In PG v VG  UKAIT 19, it was held that “direct” is not confined to the first generation but can include grandchildren, but not nieces, nephews, uncles or aunts. This approach was followed in Bigia & others v Entry Clearnace Officer  EWCA Civ 79, at para .
Dependant in this context means that the family member needs the material support of the EEA national or his or her spouse in order to meet their essential needs in the country of origin: see Jia v Migrationsverket, Case C-1/05. Proof to establish material support may be adduced by any appropriate means and is not confined to financial dependency. In Pedro v Secretary of State for Work and Pensions  EWCA Civ 1358, the Court of Appeal held that the Directive did not specify when the dependency had arisen, nor did it require that the relative had to be dependent in the country of origin. It was sufficient if the dependency arose in the host Member State.
In Metock & others v Minister for Justice, Equality and Law reform, Case Claimant- 127/08, the ECJ decided that the national law of Ireland was inconsistent with the Directive on the free movement of Union citizens insofar as it only permitted nationals of non-Member States to join family members in Ireland if those nationals had previously been resident in another Member State.
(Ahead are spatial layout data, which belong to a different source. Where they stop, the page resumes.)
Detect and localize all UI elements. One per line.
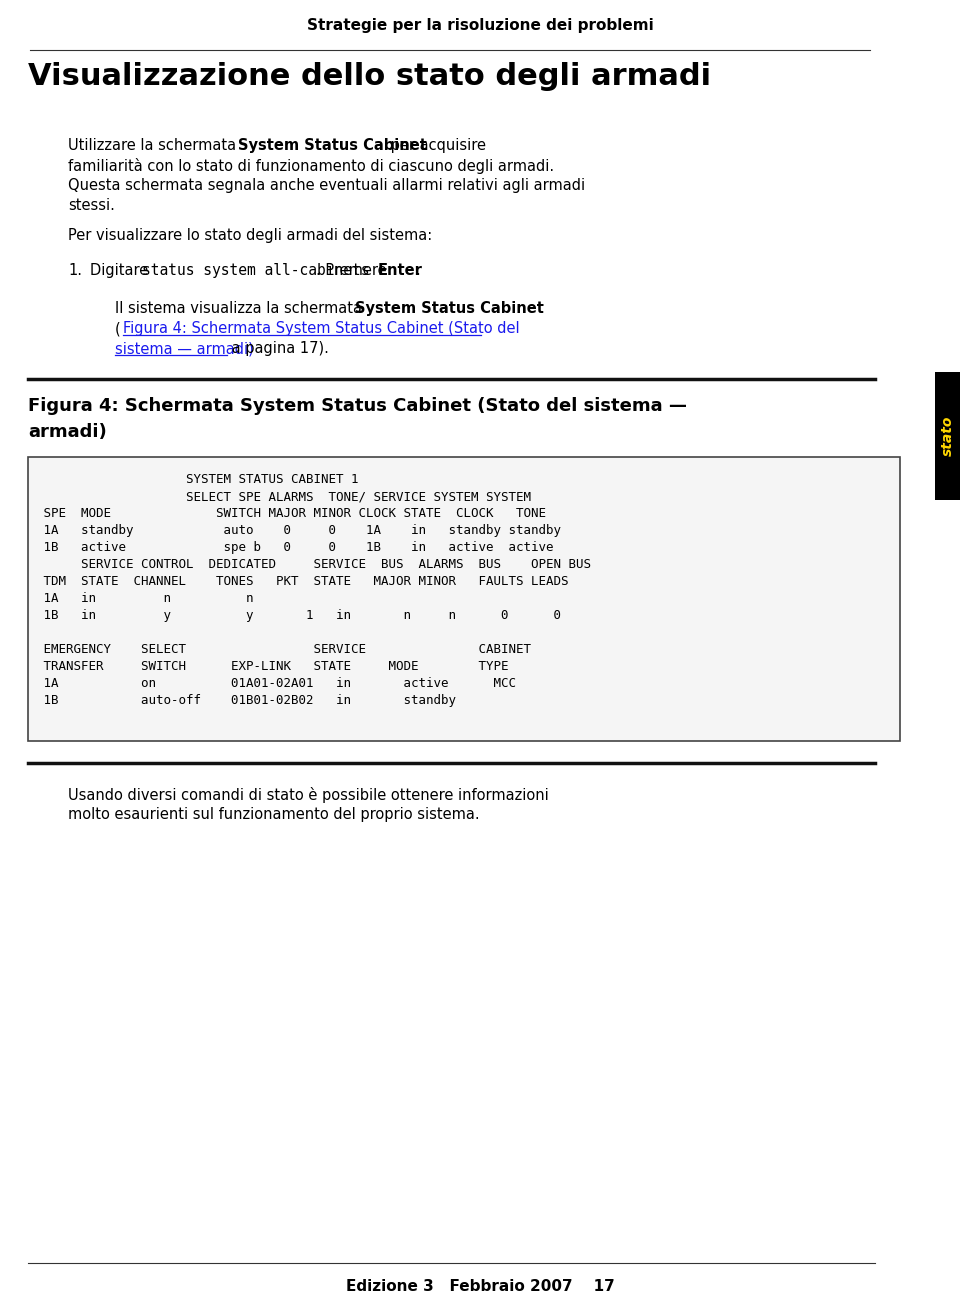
Text: Figura 4: Schermata System Status Cabinet (Stato del sistema —: Figura 4: Schermata System Status Cabine… (28, 397, 687, 415)
Text: System Status Cabinet: System Status Cabinet (238, 138, 427, 154)
Text: Strategie per la risoluzione dei problemi: Strategie per la risoluzione dei problem… (306, 18, 654, 33)
Text: TRANSFER     SWITCH      EXP-LINK   STATE     MODE        TYPE: TRANSFER SWITCH EXP-LINK STATE MODE TYPE (36, 660, 509, 674)
Text: 1A   standby            auto    0     0    1A    in   standby standby: 1A standby auto 0 0 1A in standby standb… (36, 524, 561, 537)
Text: stessi.: stessi. (68, 198, 115, 213)
Text: Il sistema visualizza la schermata: Il sistema visualizza la schermata (115, 301, 367, 316)
Text: Usando diversi comandi di stato è possibile ottenere informazioni: Usando diversi comandi di stato è possib… (68, 786, 549, 804)
Text: System Status Cabinet: System Status Cabinet (355, 301, 544, 316)
Text: Visualizzazione dello stato degli armadi: Visualizzazione dello stato degli armadi (28, 62, 711, 91)
Text: . Premere: . Premere (316, 263, 392, 278)
Text: TDM  STATE  CHANNEL    TONES   PKT  STATE   MAJOR MINOR   FAULTS LEADS: TDM STATE CHANNEL TONES PKT STATE MAJOR … (36, 575, 568, 588)
Text: 1A   in         n          n: 1A in n n (36, 592, 253, 605)
Text: SERVICE CONTROL  DEDICATED     SERVICE  BUS  ALARMS  BUS    OPEN BUS: SERVICE CONTROL DEDICATED SERVICE BUS AL… (36, 558, 591, 571)
Text: a pagina 17).: a pagina 17). (227, 341, 329, 356)
Text: Questa schermata segnala anche eventuali allarmi relativi agli armadi: Questa schermata segnala anche eventuali… (68, 179, 586, 193)
Text: EMERGENCY    SELECT                 SERVICE               CABINET: EMERGENCY SELECT SERVICE CABINET (36, 643, 531, 656)
Text: sistema — armadi): sistema — armadi) (115, 341, 253, 356)
Text: 1B   in         y          y       1   in       n     n      0      0: 1B in y y 1 in n n 0 0 (36, 609, 561, 622)
Text: Digitare: Digitare (90, 263, 153, 278)
Text: 1.: 1. (68, 263, 82, 278)
Text: stato: stato (941, 416, 954, 456)
Text: SELECT SPE ALARMS  TONE/ SERVICE SYSTEM SYSTEM: SELECT SPE ALARMS TONE/ SERVICE SYSTEM S… (36, 490, 531, 503)
Text: familiarità con lo stato di funzionamento di ciascuno degli armadi.: familiarità con lo stato di funzionament… (68, 158, 554, 175)
Text: Enter: Enter (378, 263, 422, 278)
Text: Edizione 3   Febbraio 2007    17: Edizione 3 Febbraio 2007 17 (346, 1279, 614, 1295)
Text: 1A           on          01A01-02A01   in       active      MCC: 1A on 01A01-02A01 in active MCC (36, 678, 516, 691)
Text: SYSTEM STATUS CABINET 1: SYSTEM STATUS CABINET 1 (36, 473, 358, 486)
Text: armadi): armadi) (28, 423, 107, 441)
Bar (935, 372, 960, 500)
Text: molto esaurienti sul funzionamento del proprio sistema.: molto esaurienti sul funzionamento del p… (68, 807, 480, 822)
Text: (: ( (115, 320, 121, 336)
Text: 1B           auto-off    01B01-02B02   in       standby: 1B auto-off 01B01-02B02 in standby (36, 695, 456, 706)
Text: .: . (415, 263, 420, 278)
Text: Per visualizzare lo stato degli armadi del sistema:: Per visualizzare lo stato degli armadi d… (68, 228, 432, 243)
Text: 1B   active             spe b   0     0    1B    in   active  active: 1B active spe b 0 0 1B in active active (36, 541, 554, 554)
Text: SPE  MODE              SWITCH MAJOR MINOR CLOCK STATE  CLOCK   TONE: SPE MODE SWITCH MAJOR MINOR CLOCK STATE … (36, 507, 546, 520)
FancyBboxPatch shape (28, 457, 900, 741)
Text: Figura 4: Schermata System Status Cabinet (Stato del: Figura 4: Schermata System Status Cabine… (123, 320, 519, 336)
Text: status system all-cabinets: status system all-cabinets (142, 263, 370, 278)
Text: per acquisire: per acquisire (386, 138, 486, 154)
Text: Utilizzare la schermata: Utilizzare la schermata (68, 138, 241, 154)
Nothing in the Directive made its application conditional upon the applicant family member of a Union citizen having previously resided in a Member State. The definition of family member was not distinguished according to whether or not they had already lawfully resided in another Member State. It followed that the Directive had to be interpreted as applying to all nationals of non-Member States who were family members of a Union citizen, irrespective of where they had resided prior to their arrival. The Directive conferred upon such family members the right to join the Union citizen in the host Member State whether he had become established there before or after founding a family; either way a refusal by the host Member State to grant them a right of residence was equally liable to discourage that Union citizenfrom exercising his or her rights of residence. Limiting the application of the Directive solely to the family members of a Union citizen who “accompanied” or “joined” him was equivalent to limiting the rights of entry and residence of family members of a Union citizen to the Member State in which that citizen resided.
On 2 June 2011 the Immigration (EEA) (Amendemt) Regulations 2011, SI No. 1247, amended the Immigration (EEA) Regulations 2006 to reflect the Metock decision.